How to dissolve peptide in DMSO and still be safe to the cell culture

Dissolving peptides in dimethyl sulfoxide (DMSO) for use in cell culture experiments requires careful handling to ensure both peptide solubility and cell safety. Here's a step-by-step guide on how to do it:

Materials and Reagents:

  1. Peptide of interest
  2. Dimethyl sulfoxide (DMSO)
  3. Sterile, nuclease-free, and pyrogen-free microcentrifuge tubes
  4. Sterile, nuclease-free, and pyrogen-free pipette tips
  5. Sterile phosphate-buffered saline (PBS) or cell culture medium
  6. Sterile cell culture plates or dishes
  7. Cells for culture
  8. Appropriate culture medium


  1. Prepare a Clean Workspace:

    • Ensure that your work area is clean and sterile. Use a laminar flow hood or biosafety cabinet if available.
  2. Peptide Weighing:

    • Weigh the appropriate amount of LifeTein peptide according to your experimental needs using a calibrated analytical balance. Use a clean spatula or microspatula for handling.
  3. Prepare DMSO Stock Solution:

    • Use a sterile and dry microcentrifuge tube to prepare a stock solution of DMSO. Make sure the tube is pyrogen-free and nuclease-free.
    • Add the required volume of DMSO to the tube. DMSO is a common solvent for peptides, and the amount will depend on the peptide's solubility and your desired concentration.
    • Be cautious when using DMSO; it can readily permeate the skin, so wear appropriate personal protective equipment (PPE), such as gloves and lab coat.
  4. Peptide Dissolution:

    • Slowly add the weighed peptide to the DMSO in the tube while gently vortexing or pipetting. It may take some time for the peptide to dissolve completely.
    • Avoid vigorous mixing to minimize the introduction of air bubbles.
  5. Dilution for Cell Culture:

    • Once the peptide is fully dissolved in DMSO, you will need to dilute it further for cell culture to reach the desired working concentration.
    • To do this, add the DMSO-peptide solution dropwise to sterile PBS or cell culture medium while gently mixing.
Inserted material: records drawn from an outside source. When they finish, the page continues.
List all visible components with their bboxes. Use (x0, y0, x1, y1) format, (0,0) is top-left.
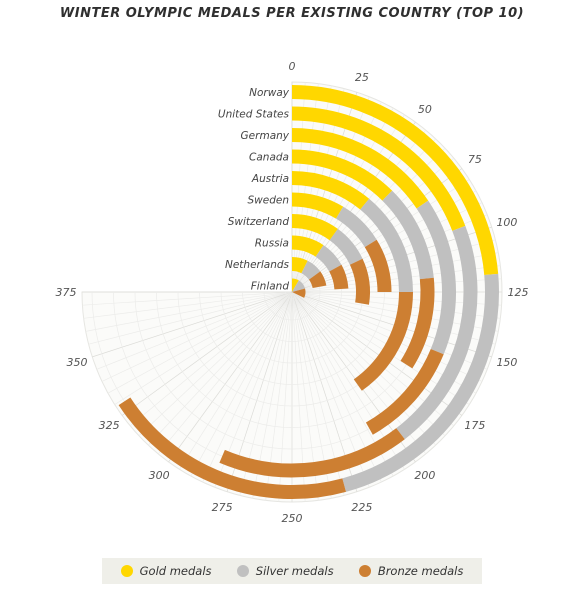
grid-radial-line (157, 291, 293, 455)
legend-item-silver: Silver medals (236, 564, 334, 578)
bar-silver-medals-austria (360, 198, 413, 293)
bar-silver-medals-norway (342, 273, 499, 492)
legend-label-silver: Silver medals (255, 564, 334, 578)
country-label: Finland (251, 281, 290, 293)
legend-swatch-silver (236, 565, 249, 577)
grid-background (81, 81, 503, 503)
bar-bronze-medals-norway (118, 397, 346, 499)
bar-bronze-medals-netherlands (308, 271, 327, 289)
bar-silver-medals-canada (382, 190, 434, 280)
grid-radial-line (129, 291, 293, 427)
bar-bronze-medals-germany (365, 348, 444, 435)
tick-label: 175 (464, 419, 485, 432)
grid-radial-line (101, 291, 293, 382)
tick-label: 250 (282, 512, 303, 525)
bar-silver-medals-netherlands (301, 260, 321, 280)
grid-radial-line (147, 291, 293, 446)
bar-gold-medals-finland (291, 278, 299, 293)
bar-silver-medals-sweden (335, 206, 377, 248)
tick-label: 150 (496, 356, 517, 369)
chart-tick-labels: 0 25 50 75 100 125 150 175 200 225 250 275 300 325 350… (56, 60, 529, 525)
bar-bronze-medals-sweden (364, 239, 392, 293)
tick-label: 25 (355, 71, 369, 84)
bar-gold-medals-russia (291, 235, 324, 257)
bar-silver-medals-russia (315, 245, 342, 272)
bar-gold-medals-switzerland (291, 214, 338, 241)
bar-silver-medals-united-states (396, 225, 478, 440)
country-label: Norway (249, 87, 290, 99)
legend-swatch-gold (120, 565, 133, 577)
tick-label: 200 (414, 469, 435, 482)
bar-bronze-medals-switzerland (349, 258, 370, 305)
bar-gold-medals-germany (291, 128, 429, 209)
chart-legend: Gold medals Silver medals Bronze medals (102, 558, 482, 584)
grid-radial-line (96, 291, 293, 370)
grid-radial-line (202, 291, 293, 483)
tick-label: 275 (212, 501, 233, 514)
grid-radial-line (88, 291, 293, 345)
bar-gold-medals-sweden (291, 192, 344, 219)
grid-radial-line (168, 291, 293, 463)
country-label: United States (218, 109, 290, 121)
bar-bronze-medals-united-states (219, 428, 405, 478)
bar-bronze-medals-russia (329, 264, 349, 290)
tick-label: 375 (56, 286, 77, 299)
tick-label: 50 (418, 103, 432, 116)
country-label: Switzerland (228, 216, 290, 228)
tick-label: 350 (67, 356, 88, 369)
grid-radial-line (82, 291, 293, 306)
bar-silver-medals-germany (416, 200, 456, 355)
grid-radial-line (114, 291, 293, 405)
legend-item-bronze: Bronze medals (358, 564, 464, 578)
bar-silver-medals-finland (291, 280, 306, 293)
bar-gold-medals-austria (291, 171, 370, 210)
chart-country-labels: Norway United States Germany Canada Austria S… (218, 87, 290, 293)
grid-radial-line (83, 291, 293, 319)
legend-label-bronze: Bronze medals (377, 564, 464, 578)
bar-gold-medals-united-states (291, 106, 466, 231)
legend-swatch-bronze (358, 565, 371, 577)
bar-silver-medals-switzerland (329, 228, 363, 265)
tick-label: 75 (468, 153, 482, 166)
tick-label: 125 (508, 286, 529, 299)
bar-gold-medals-norway (291, 85, 499, 276)
tick-label: 100 (496, 216, 517, 229)
grid-radial-line (85, 291, 293, 332)
bar-gold-medals-netherlands (291, 257, 308, 274)
grid-radial-line (121, 291, 293, 416)
country-label: Sweden (248, 195, 290, 207)
bar-bronze-medals-austria (353, 291, 413, 391)
tick-label: 325 (99, 419, 120, 432)
bar-gold-medals-canada (291, 149, 393, 201)
chart-bars (118, 85, 499, 499)
tick-label: 0 (289, 60, 296, 73)
country-label: Canada (249, 152, 289, 164)
country-label: Russia (255, 238, 289, 250)
grid-radial-line (92, 291, 293, 358)
country-label: Germany (241, 130, 290, 142)
country-label: Netherlands (225, 259, 290, 271)
chart-grid (81, 81, 503, 503)
bar-bronze-medals-finland (291, 288, 306, 298)
tick-label: 225 (351, 501, 372, 514)
tick-label: 300 (149, 469, 170, 482)
bar-bronze-medals-canada (400, 277, 435, 369)
grid-radial-line (107, 291, 293, 394)
legend-label-gold: Gold medals (139, 564, 212, 578)
grid-radial-line (190, 291, 293, 477)
country-label: Austria (251, 173, 289, 185)
legend-item-gold: Gold medals (120, 564, 212, 578)
grid-radial-line (138, 291, 293, 437)
grid-radial-line (179, 291, 293, 470)
chart-title: WINTER OLYMPIC MEDALS PER EXISTING COUNT… (59, 6, 525, 21)
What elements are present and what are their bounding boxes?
Continue mixing until the DMSO-peptide solution is well-diluted and homogenous.
  6. Final Concentration:

    • Calculate the final concentration of DMSO in the cell culture medium. Ensure it is within a range that is not toxic to your cells. DMSO concentrations of 0.1% or lower are generally considered safe for most cell lines, but you should verify this for your specific cell type.
  7. Cell Culture:

    • Aspirate the old cell culture medium from your cells.
    • Add the diluted DMSO-peptide solution to the cells, replacing the old medium. The final peptide concentration should be appropriate for your experiment.
    • Incubate your cells under normal culture conditions.
  8. Controls and Optimization:

    • Include appropriate controls in your experiments, such as cells treated with DMSO alone, to assess potential DMSO-related effects.
  9. Monitoring and Assaying:

    • Monitor your cells during the course of your experiment to assess their viability and functionality.

Remember that the solubility of peptides can vary, so you may need to adjust the DMSO concentration or consider alternative solvents if you encounter difficulties. Always work with sterile materials, follow appropriate safety precautions, and ensure that the DMSO concentration remains within a range that is safe for your specific cell type.